The Martyn Glover regime signed Harry Souttar and Victor Kristiansen in January. Those two players were brought in to add physicality, yes, but also to bring ball-playing from the back and attacking width on the left. It would be strange to then appoint Smith, for example, who seemed to have little intention of using either. Some of the other summer links: Tom Cairney and Ilias Chair in particular, are technically good, attacking players to suit a certain style of play.

A lot of us have spent weeks fuming impotently at the lack of action from the top. No new manager for weeks, no new signings, no inquiry. But it is possible to see a plan at work here. Waiting for Manchester City’s season to finish because you viewed one of their staff as the right man for the job makes perfect sense.

Then there’s the fact that many of the online critiques of Scott Parker, seemingly the other main candidate for the job, make him sound like a sort of budget Rodgers. His sides dominating possession and forgetting to have a shot on target. That at least speaks to a coherence in the search that seemed to be lacking at first.
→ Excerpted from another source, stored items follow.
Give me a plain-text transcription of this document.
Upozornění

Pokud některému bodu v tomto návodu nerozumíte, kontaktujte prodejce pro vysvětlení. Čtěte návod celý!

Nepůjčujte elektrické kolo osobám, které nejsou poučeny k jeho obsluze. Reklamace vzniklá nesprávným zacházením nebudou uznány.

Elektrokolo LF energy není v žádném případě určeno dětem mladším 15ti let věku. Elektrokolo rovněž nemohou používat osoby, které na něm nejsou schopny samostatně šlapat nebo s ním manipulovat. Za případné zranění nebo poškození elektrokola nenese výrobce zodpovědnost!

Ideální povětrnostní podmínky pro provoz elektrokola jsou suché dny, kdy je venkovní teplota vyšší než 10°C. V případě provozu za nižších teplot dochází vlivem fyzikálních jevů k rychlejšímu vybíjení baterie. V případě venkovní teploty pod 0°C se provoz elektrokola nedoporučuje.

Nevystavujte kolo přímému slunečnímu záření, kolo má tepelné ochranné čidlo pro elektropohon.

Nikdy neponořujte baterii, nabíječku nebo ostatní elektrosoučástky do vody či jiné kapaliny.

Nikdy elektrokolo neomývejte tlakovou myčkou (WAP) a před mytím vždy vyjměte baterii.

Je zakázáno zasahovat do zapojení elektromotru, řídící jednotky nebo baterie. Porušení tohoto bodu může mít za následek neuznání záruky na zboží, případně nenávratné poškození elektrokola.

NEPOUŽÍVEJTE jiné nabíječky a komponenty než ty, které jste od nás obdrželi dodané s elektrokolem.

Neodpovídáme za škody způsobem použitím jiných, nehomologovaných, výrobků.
Maresca is a gamble, that much is obvious. This is a man with virtually no managerial experience, and what he has had isn’t great. But it’s an appointment that matches the identity of the modern Leicester, the one that reached the Champions League and has identified and developed top talent from around the world. It’s one designed with Premier League success in mind, not just the immediacy of a Championship return. And it’s the first positive thing to happen to the club in more than a year.